Social Media


Saturday, 15 July 2017

Walker lawfully killed psychiatric patient who attacked him, says inquest jury

Written by Johanna Carr

An escaped psychiatric patient who collapsed after attacking a walker with a belt was lawfully killed by the man he attacked, an inquest jury has concluded.

Khoung Lam was being treated at Whitchurch Hospital in Cardiff, south Wales, when he ran away from a carer while on escorted leave on June 25 2015 and attacked a stranger on a secluded footpath.

An inquest into his death heard how the 42-year-old from Cardiff was nearly apprehended by police in the cafe of a nearby Asda but escaped again into a wooded area where he met David Owen.

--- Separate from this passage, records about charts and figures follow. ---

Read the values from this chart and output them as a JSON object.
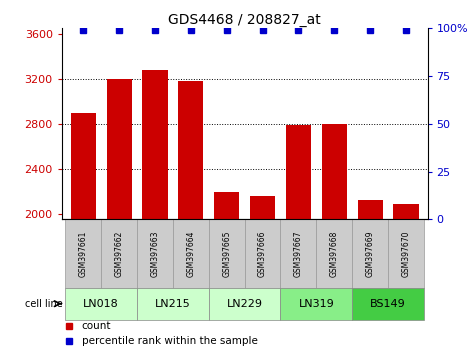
{
  "title": "GDS4468 / 208827_at",
  "samples": [
    "GSM397661",
    "GSM397662",
    "GSM397663",
    "GSM397664",
    "GSM397665",
    "GSM397666",
    "GSM397667",
    "GSM397668",
    "GSM397669",
    "GSM397670"
  ],
  "counts": [
    2900,
    3200,
    3280,
    3180,
    2195,
    2160,
    2790,
    2800,
    2120,
    2090
  ],
  "percentile_ranks": [
    99,
    99,
    99,
    99,
    99,
    99,
    99,
    99,
    99,
    99
  ],
  "ylim_left": [
    1950,
    3650
  ],
  "ylim_right": [
    0,
    100
  ],
  "yticks_left": [
    2000,
    2400,
    2800,
    3200,
    3600
  ],
  "yticks_right": [
    0,
    25,
    50,
    75,
    100
  ],
  "cell_lines": {
    "LN018": [
      0,
      1
    ],
    "LN215": [
      2,
      3
    ],
    "LN229": [
      4,
      5
    ],
    "LN319": [
      6,
      7
    ],
    "BS149": [
      8,
      9
    ]
  },
  "cell_line_colors": {
    "LN018": "#ccffcc",
    "LN215": "#ccffcc",
    "LN229": "#ccffcc",
    "LN319": "#88ee88",
    "BS149": "#44cc44"
  },
  "bar_color": "#cc0000",
  "dot_color": "#0000cc",
  "tick_label_color_left": "#cc0000",
  "tick_label_color_right": "#0000cc",
  "background_color": "#ffffff",
  "sample_bg": "#cccccc",
  "grid_color": "#000000",
  "legend_count_color": "#cc0000",
  "legend_pct_color": "#0000cc"
}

He attacked Mr Owen, asking "what day do you want to die" before putting his belt around the older man's neck, the jury at Cardiff Coroner's Court was told.

Mr Owen, a window fitter, who was 58 at the time, managed to prise the belt off and place it around Mr Lam's neck, who collapsed and was later found to have died.

In response to a questionnaire about the incident, the jury found Mr Owen applied force in the honest and genuine belief that he was defending himself against a genuine, imminent threat.

They said: "David Owen made his best attempt to get away from Khoung.

"He ran through shrubbery off of the path and loses footing ... once David Owen realises that he cannot get away from Khoung he takes steps to disable Khoung ... following David Owen's defensive actions, Khoung became unresponsive and collapsed allowing David Owen to safely leave the area."

In his evidence, Mr Owen said he applied pressure to the ligature with "whatever strength I had left", following the struggle and added: "He had stopped hitting me on the head and I was just thinking is he going unconscious or is he faking it?

"I was just a bit scared of letting go."

Mr Owen let go and started walking towards Asda but looked back and "thought (from) the way he was slumped I feared he may have died".

He called the police and was arrested after the incident but not charged.

Mr Owen told the jury he wished he had not been there that day and had to stop work afterwards and have counselling.

The jury heard Mr Lam, who suffered from paranoid persecutory delusions, had a history of mental health problems starting in 2004, resulting in him twice being treated as an inpatient at Whitchurch Hospital, which closed last year.

He was admitted on June 11 as a voluntary patient after a fight with his brother but was detained under the Mental Health Act on June 15 after saying he only planned to stay for two days.

The inquest heard Mr Lam was "irritable, confrontational and sexually inappropriate" during his stay and was assessed as "a risk of harm to others, particularly his family" who featured in his paranoid delusions.

He was granted escorted leave and one of those occasions was on June 25 when he went to the shops with a carer.

Coroner Christopher Woolley said: "Khoung had, in fact, done this before without any incident .. he then suddenly said 'I'm off' and ran away from his carer."

Mr Lam escaped a second time from officers of South Wales Police when they escorted him from the supermarket cafe.

The jury said the initial response to the missing person report by the police was "appropriate and adequate" and officers "acted on the most important information by visiting the family home and ensuring the family's safety".

They also praised the approach to Mr Lam in Asda as being "appropriate, respectful and considered" but criticised how they left the building.

The jury said: "Police failed to apply sufficient restraint in a timely manner, which created the opportunity in which Khoung was able to leave the care of South Wales Police."

Pathologist Nick James said Mr Lam's cause of death was "a sudden collapse" in a man with schizophrenia who had been taking Quetiapine following a prolonged struggle and pressure to the neck.

Mr Woolley said he commended the work done by Cardiff and Vale Health Board following Mr Lam's death but would write to the health minister and the chief medical officer about the circumstances of the case.